Plenty (2019)

Rupert is the character Codename Lazar in this production of David Hare’s play Plenty, at the Chichester Festival Theatre from 7 to 29 June 2019. The director is Kate Hewitt, and Rachael Stirling plays the lead character Susan Traherne.

Reviews

5 stars from Gary Naylor for Broadway World UK: Rachael Stirling holds the narrative together, her Susan frightened, ecstatic, cruel, seductive, charming and charmless. She’s never at ease, the old espionage agent’s compulsive desire to look over the shoulder of the person to whom one is speaking, both a literal and metaphorical compulsion.

Amongst the fine support, Yolanda Kettle shines as would-be artist Alice, the dilettante surrogate daughter, whose on-off emotional, sexual and financial dependency on Susan appeals to her fantasy of replaying the rescue scene in the forest over and over again.

4 stars from Michael Billington for The Guardian: Rachael Stirling is excellent in Kate Hewitt’s invigorating production of a play about individual and national unease.

4 stars from Ian Murray for WhatsOnStage: Some will no doubt see Plenty as a dissection of madness, yet it is more than that. It is the question of what someone will do to be truly free regardless of the consequences.

4 stars from Dominic Cavendish for The Telegraph (registration / paywall): Rachael Stirling triumphs as a fearless Bond-like figure in David Hare revival. …

Rachael Stirling gives us no cute, idealised portrait of bravery: the character’s trembling need kindles reciprocal ardour in Rupert Young’s insouciant-acting stranger (Code name Lazar); in their embrace lies the adrenal romance of wartime.

“The fact that you could meet someone for an hour or two and see the very best of them and then move on. Can you understand?” she [later] tells a diplomat called Brock

Phil Hewitt for Chichester Observer: There are fine moments in Kate Hewitt’s revival, and she’s assembled a fine cast; but it’s difficult to believe that this is David Hare at his best or even a David Hare particularly worth revisiting.

2 stars from Dominic Maxwell for The Sunday Times (paywall): Meaty main role ends up overcooked in revival of modern classic.

Matt Merritt for The Portsmouth NewsRachael Stirling gives a fine performance in the leading role; building to eruptions of grief, purposely baiting Brock’s bosses over Suez. She’s never really served by the material though. It doesn’t help that some of her most important dialogue is thrown away as a recording to cover a scene change.

This, we’re told, is a modern classic.
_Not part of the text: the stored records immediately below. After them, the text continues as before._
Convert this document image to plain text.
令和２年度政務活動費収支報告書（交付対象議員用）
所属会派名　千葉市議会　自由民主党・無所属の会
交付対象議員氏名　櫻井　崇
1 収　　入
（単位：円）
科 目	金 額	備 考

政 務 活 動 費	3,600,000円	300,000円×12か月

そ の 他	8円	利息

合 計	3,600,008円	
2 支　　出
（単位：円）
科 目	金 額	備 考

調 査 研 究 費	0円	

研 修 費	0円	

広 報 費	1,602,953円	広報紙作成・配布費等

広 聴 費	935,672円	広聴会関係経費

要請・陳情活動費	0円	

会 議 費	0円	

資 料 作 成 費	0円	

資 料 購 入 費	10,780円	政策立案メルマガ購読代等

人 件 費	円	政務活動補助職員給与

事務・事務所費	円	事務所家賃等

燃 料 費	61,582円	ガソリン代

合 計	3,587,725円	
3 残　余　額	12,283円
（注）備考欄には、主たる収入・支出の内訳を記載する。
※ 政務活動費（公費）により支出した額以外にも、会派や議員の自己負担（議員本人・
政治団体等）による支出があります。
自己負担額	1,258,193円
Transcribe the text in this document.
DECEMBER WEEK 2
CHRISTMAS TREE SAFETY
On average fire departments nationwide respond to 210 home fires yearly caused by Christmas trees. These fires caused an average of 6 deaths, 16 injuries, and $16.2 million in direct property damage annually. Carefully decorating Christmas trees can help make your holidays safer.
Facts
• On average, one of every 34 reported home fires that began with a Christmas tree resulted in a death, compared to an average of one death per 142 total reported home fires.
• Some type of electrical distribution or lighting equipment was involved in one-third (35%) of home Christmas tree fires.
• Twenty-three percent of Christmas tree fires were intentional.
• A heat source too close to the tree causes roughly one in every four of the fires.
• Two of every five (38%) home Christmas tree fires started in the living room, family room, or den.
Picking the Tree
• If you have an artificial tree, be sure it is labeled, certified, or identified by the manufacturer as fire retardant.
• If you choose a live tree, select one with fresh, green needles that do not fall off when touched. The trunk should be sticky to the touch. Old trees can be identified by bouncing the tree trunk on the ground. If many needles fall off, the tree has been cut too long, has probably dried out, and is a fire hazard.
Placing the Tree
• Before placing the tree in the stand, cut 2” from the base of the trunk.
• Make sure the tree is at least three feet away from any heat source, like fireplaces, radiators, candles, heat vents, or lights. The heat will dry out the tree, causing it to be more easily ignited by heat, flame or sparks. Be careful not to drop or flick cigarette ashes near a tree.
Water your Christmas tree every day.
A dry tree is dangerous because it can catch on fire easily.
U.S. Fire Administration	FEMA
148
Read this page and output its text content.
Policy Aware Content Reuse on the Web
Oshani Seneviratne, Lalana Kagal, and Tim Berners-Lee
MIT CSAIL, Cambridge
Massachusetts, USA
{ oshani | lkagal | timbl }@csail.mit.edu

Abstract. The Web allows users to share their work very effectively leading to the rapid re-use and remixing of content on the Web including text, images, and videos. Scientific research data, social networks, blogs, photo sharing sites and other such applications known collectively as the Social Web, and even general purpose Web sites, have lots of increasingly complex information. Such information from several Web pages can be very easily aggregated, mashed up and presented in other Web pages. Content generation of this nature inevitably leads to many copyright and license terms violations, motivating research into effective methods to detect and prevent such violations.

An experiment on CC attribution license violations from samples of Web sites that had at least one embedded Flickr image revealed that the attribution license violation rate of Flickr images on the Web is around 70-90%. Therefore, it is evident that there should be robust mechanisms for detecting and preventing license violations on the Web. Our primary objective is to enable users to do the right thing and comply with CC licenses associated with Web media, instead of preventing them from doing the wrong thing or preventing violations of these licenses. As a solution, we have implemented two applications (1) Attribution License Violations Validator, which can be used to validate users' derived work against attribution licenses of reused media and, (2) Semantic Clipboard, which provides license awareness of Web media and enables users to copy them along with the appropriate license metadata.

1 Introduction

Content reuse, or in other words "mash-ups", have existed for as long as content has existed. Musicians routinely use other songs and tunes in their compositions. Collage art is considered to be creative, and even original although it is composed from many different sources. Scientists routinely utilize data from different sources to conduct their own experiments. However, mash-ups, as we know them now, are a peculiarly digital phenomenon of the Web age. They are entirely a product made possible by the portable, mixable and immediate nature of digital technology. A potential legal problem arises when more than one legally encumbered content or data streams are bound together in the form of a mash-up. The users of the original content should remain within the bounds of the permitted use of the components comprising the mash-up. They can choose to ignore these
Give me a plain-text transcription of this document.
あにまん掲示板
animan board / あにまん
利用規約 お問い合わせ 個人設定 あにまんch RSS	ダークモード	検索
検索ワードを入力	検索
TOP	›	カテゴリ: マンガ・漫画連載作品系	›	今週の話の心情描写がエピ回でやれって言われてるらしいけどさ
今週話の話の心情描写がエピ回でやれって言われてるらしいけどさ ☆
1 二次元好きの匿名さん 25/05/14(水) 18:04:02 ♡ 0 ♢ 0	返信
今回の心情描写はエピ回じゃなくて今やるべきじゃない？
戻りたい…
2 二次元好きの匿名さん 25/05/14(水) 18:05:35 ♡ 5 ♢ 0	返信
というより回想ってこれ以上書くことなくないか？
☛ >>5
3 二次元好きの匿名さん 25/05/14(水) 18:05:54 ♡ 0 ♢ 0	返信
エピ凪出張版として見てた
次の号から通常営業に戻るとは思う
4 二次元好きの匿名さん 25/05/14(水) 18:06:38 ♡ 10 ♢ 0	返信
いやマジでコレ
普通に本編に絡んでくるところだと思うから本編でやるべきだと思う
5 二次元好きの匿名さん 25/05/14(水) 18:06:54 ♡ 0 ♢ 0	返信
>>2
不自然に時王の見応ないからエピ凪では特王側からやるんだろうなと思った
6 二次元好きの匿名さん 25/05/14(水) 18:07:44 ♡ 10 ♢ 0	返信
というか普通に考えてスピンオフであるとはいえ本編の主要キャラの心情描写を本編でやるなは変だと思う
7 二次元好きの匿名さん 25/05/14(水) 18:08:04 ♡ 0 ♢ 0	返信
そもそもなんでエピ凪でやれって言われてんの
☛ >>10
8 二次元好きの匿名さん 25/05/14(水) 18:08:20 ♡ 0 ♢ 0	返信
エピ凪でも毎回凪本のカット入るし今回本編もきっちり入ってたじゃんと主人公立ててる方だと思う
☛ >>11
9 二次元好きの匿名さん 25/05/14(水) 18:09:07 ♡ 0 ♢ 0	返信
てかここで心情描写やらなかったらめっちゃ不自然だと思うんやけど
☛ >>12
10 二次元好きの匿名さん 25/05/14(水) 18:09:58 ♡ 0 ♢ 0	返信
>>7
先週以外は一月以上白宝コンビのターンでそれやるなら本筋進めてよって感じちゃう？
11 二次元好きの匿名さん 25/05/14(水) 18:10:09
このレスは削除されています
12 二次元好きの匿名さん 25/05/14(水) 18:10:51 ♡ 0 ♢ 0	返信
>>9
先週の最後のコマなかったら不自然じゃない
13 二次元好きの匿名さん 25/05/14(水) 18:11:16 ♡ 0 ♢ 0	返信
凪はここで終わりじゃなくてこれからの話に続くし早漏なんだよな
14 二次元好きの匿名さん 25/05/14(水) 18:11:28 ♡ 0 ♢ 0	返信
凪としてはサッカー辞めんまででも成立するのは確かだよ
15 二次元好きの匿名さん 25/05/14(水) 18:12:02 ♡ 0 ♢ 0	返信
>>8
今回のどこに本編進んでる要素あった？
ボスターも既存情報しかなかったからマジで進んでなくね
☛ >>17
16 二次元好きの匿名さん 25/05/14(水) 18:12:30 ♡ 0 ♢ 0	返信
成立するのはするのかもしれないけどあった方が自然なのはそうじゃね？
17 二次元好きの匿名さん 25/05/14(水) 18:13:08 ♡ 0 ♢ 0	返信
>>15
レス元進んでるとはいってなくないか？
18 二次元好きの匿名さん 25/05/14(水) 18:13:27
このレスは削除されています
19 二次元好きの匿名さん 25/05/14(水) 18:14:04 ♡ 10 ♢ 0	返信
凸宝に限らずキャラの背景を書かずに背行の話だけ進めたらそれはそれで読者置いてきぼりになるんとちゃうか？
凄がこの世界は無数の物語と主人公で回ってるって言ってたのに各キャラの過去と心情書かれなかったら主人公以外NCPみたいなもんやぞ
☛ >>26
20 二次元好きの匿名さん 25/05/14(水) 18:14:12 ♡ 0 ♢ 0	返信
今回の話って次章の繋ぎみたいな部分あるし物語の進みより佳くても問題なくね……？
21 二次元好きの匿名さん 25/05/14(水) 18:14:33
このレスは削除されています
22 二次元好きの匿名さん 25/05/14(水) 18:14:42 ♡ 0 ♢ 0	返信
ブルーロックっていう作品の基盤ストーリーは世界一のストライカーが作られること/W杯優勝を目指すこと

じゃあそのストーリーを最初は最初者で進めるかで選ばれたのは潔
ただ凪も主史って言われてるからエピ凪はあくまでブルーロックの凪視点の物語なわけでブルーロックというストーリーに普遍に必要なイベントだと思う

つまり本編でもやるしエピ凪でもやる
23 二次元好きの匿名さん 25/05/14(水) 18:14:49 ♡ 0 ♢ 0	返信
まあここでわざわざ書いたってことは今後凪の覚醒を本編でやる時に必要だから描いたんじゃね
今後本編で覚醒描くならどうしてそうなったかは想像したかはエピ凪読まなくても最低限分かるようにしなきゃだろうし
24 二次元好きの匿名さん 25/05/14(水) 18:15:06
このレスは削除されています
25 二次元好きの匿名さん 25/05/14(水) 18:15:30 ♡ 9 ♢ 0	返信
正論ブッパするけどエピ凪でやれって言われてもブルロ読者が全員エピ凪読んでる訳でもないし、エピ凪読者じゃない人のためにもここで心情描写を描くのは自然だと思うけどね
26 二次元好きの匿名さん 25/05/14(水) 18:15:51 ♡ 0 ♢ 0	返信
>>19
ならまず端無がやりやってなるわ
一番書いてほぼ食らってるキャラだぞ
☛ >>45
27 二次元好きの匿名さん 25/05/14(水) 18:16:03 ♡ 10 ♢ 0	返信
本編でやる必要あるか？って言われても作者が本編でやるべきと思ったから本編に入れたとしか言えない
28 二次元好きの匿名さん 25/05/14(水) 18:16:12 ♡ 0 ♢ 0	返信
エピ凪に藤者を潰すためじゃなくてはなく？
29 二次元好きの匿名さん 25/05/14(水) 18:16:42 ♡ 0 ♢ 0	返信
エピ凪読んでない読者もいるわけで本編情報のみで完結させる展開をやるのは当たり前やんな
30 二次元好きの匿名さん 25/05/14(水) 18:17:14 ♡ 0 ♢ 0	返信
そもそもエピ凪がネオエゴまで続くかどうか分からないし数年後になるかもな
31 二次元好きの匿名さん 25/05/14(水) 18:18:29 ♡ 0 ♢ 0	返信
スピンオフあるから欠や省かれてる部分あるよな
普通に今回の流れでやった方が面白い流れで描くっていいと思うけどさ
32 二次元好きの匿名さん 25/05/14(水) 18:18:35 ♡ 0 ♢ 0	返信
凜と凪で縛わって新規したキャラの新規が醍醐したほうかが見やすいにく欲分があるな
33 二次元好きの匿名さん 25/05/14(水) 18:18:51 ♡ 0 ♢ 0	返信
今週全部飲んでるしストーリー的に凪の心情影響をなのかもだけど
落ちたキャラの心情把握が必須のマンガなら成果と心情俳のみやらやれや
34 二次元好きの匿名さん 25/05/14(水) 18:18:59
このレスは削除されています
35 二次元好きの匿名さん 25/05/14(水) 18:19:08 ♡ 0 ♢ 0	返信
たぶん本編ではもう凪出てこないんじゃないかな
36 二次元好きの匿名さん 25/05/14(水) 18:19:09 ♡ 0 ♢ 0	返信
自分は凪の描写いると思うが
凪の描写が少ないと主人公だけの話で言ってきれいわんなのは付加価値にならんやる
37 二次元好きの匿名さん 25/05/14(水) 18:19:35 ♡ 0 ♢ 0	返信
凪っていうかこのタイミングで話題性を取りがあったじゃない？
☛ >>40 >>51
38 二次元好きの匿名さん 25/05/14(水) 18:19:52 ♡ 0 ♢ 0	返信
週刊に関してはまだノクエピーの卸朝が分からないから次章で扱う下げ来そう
For the life of me I have no idea why and the hard work of the cast can do nothing to dissuade me.

4 stars from Tim Walker for The New EuropeanOn the surface, this is an incredibly stylish piece of theatre complete with great recreations of ambassadorial black tie dinner parties and parachute jumps into enemy territory. Nina Dunn’s video design is superb with its moody images of Stirling projected on to the walls, and, at the end, the whole stage opens up as much as the characters.

On a deeper level, it amounts to a timely full-blown exercise in psycho-analysis for the nation, and it asks a question pertinent to our times: what ultimately have we got, when we take away the occasional historic moments of unity and acts of heroism, to bind us all together? In short, who are we? I’m honestly not sure any more.